Comment contrôler l'IA dans le monde

Les enjeux d'une politique de sécurité globale de l'IA se dessinent • Le lancement public de Sora pourrait peser sur les élections américaines • Après Gemini, au tour d'Adobe Firefly de verser dans l'anachronisme • Le projet de CBDC à Hong-Kong progresse • Bienvenue dans Qant, vendredi 15 mars 2024.

« Le progrès est devant nous, à condition de dépasser sa propagande » Paul Virilio

Chaque jour, les journalistes de Qant illustrent les tendances de fond qui animent la tech. Ils s’appuient sur Kessel Média et utilisent l’IA générative depuis mars 2022.

L’ÉVÉNEMENT

Préparer le monde à contrôler l’IA

L’intelligence artificielle pose des risques sans précédent à la paix dans le monde. Au Département d’État américain, un rapport compare les risques qu’elle pose aux armes de destruction massive. Et il propose, notamment, une agence internationale de l’IA.

“Contrôler l’IA par l’action de l’homme” (Qant, M. de R. avec Midjourney)“Contrôler l’IA par l’action de l’homme” (Qant, M. de R. avec Midjourney)

Alors qu’en France on s’inquiète de la manière de récupérer le retard accumulé dans l’IA (lire Qant du 14 mars), le gouvernement américain s'inquiète de plus en plus des risques posés par le développement de l'IA sur la sécurité mondiale. C'est en tout cas le sens du rapport commandé par le Département d'État à Gladstone AI (lire Qant du 12 mars). Il dresse un panorama alarmant des risques associés à l'IA et propose un cadre d'action pour renforcer la sûreté de ces technologies. Parmi ses propositions, l’idée d’une agence régulatrice de l’IA refait surface, en plusieurs étapes. 

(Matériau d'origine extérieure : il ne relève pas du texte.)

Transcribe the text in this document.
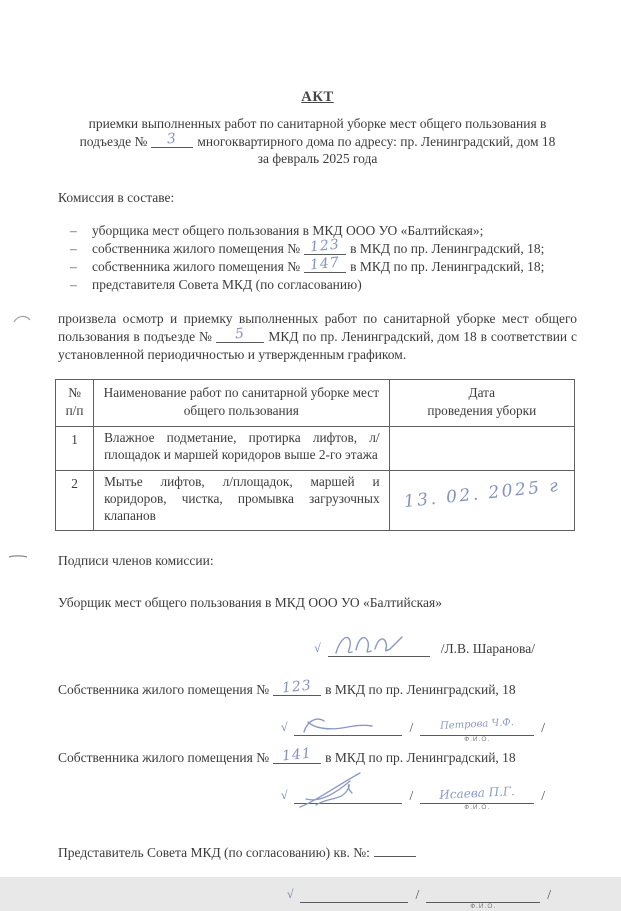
АКТ
приемки выполненных работ по санитарной уборке мест общего пользования в
подъезде № 3 многоквартирного дома по адресу: пр. Ленинградский, дом 18
за февраль 2025 года
Комиссия в составе:
– уборщика мест общего пользования в МКД ООО УО «Балтийская»;
– собственника жилого помещения № 123 в МКД по пр. Ленинградский, 18;
– собственника жилого помещения № 147 в МКД по пр. Ленинградский, 18;
– представителя Совета МКД (по согласованию)
произвела осмотр и приемку выполненных работ по санитарной уборке мест общего пользования в подъезде № 5 МКД по пр. Ленинградский, дом 18 в соответствии с установленной периодичностью и утвержденным графиком.
№ п/п	Наименование работ по санитарной уборке мест общего пользования	Дата
проведения уборки

1	Влажное подметание, протирка лифтов, л/площадок и маршей коридоров выше 2-го этажа	
2	Мытье лифтов, л/площадок, маршей и коридоров, чистка, промывка загрузочных клапанов	13. 02. 2025 г
Подписи членов комиссии:
Уборщик мест общего пользования в МКД ООО УО «Балтийская»
√	/Л.В. Шаранова/
Собственника жилого помещения № 123 в МКД по пр. Ленинградский, 18
√	/	Петрова Ч.Ф.
Ф.И.О.
/
Собственника жилого помещения № 141 в МКД по пр. Ленинградский, 18
√	/	Исаева П.Г.
Ф.И.О.
/
Представитель Совета МКД (по согласованию) кв. №:
√	/
Ф.И.О.
/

Tout comme la commission française pour l’IA, présenté hier, Gladstone n’a aucun pouvoir de décision. Il ne fait qu’exprimer l’état de la réflexion sur la problématique des l’IA. La différence entre Paris et Washington est saisissante.

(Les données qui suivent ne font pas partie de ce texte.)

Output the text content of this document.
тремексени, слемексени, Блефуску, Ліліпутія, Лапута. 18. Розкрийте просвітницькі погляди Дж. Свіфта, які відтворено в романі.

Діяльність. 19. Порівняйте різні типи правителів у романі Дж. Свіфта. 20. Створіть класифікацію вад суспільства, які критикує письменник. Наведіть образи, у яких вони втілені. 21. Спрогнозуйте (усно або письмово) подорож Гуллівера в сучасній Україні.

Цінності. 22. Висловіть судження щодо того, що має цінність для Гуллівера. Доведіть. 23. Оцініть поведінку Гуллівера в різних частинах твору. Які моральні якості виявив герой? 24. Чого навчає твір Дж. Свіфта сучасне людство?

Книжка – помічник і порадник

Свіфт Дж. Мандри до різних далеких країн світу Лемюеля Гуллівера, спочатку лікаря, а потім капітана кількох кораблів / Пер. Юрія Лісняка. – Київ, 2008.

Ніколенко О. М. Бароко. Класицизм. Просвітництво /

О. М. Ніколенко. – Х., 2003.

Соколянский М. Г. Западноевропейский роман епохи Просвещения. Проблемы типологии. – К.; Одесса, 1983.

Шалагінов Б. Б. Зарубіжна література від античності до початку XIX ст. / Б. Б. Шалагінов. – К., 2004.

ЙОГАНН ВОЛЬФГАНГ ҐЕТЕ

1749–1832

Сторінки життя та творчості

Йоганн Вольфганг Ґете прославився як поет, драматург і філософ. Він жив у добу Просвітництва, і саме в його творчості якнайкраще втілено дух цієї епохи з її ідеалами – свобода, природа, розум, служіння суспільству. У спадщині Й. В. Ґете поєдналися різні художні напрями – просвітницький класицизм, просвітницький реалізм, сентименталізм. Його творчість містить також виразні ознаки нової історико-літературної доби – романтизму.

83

Gladstone adopte une approche géostratégique et militaire, alors que ces enjeux sont absents de la réflexion française sur l’IA. Il invite les autorités américaines à établir au plus des garanties provisoires pour stabiliser le développement de l’IA, y compris des contrôles à l’exportation. C’est déjà partiellement le cas, si l’on pense aux restrictions qui pèsent sur les semi-conducteurs exportés en Chine (lire Qant du 29 juin 2023). 

Le cabinet leur demande aussi de développer une surveillance de base sur les créateurs d’IA, le temps que le Congrès mette en place un régime juridique de développement et d'adoption responsable de l'IA, protégé par une nouvelle agence nationale, ce qui aura lieu au plus tôt l’an prochain, calendrier électoral oblige. En cela, on peut considérer que l’AI Act donne à l’Europe une longueur d’avance, si ce n’est que les délais de mise en œuvre ne rendront pas le règlement efficace avant 2026.

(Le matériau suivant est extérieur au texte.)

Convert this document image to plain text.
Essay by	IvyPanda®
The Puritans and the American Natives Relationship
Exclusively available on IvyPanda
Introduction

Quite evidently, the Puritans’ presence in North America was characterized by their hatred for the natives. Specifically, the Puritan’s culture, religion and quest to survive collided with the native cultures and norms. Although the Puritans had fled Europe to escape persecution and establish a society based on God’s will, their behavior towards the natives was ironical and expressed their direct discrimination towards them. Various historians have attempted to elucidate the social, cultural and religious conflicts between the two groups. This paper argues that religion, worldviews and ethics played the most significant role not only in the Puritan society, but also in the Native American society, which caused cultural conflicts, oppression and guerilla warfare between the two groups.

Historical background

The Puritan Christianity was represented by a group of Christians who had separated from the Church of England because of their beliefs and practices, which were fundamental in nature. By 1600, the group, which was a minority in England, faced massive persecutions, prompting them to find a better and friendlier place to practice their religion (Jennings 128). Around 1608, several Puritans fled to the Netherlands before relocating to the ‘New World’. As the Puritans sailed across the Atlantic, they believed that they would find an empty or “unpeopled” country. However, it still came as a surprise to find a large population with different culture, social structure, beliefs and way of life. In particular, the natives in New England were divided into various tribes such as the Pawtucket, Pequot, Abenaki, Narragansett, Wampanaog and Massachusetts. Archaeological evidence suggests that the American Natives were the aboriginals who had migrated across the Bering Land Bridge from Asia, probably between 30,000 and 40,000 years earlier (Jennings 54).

Gladstone propose enfin d’étendre le régime à l’international et au système multilatéral, créant ainsi une agence internationale de l’IA sur le modèle de l’Agence internationale pour l’énergie atomique (AIEA). De plus en plus, cette future agence devient le premier enjeu du futur sommet de Paris, en novembre prochain.

L’INTÉGRALITÉ DE CET ARTICLE EST DISPONIBLE EN FIN DE LETTRE

L’ESSENTIEL : Adobe, Amazon, Google DeepMind, OpenAI

INTELLIGENCE ARTIFICIELLE

Un jour, Sora viendra

OpenAI devrait ouvrir bientôt à tous son générateur de vidéos Sora (lire Qant du 19 février), en permettant aux utilisateurs de modifier le contenu généré pour pallier les imprécisions potentielles et en ajoutant à terme une fonctionnalité audio, ce qui achèvera de rendre réalistes les vidéos générées. Malgré le coût élevé du modèle, OpenAI envisage de le proposer à un tarif similaire au modèle de création d'images Dall-e, intégré à ChatGPT-Plus pour 20 dollars par mois.

La qualité des vidéos générées rend extrêmement élevé le risque qu’elles soient utilisées pendant la campagne électorale, qui durera aux États-Unis jusqu’en novembre. Pour lutter contre la désinformation, Sora appliquera des restrictions similaires à Dall-e concernant la représentation de figures publiques et inclura un filigrane sur les vidéos générées.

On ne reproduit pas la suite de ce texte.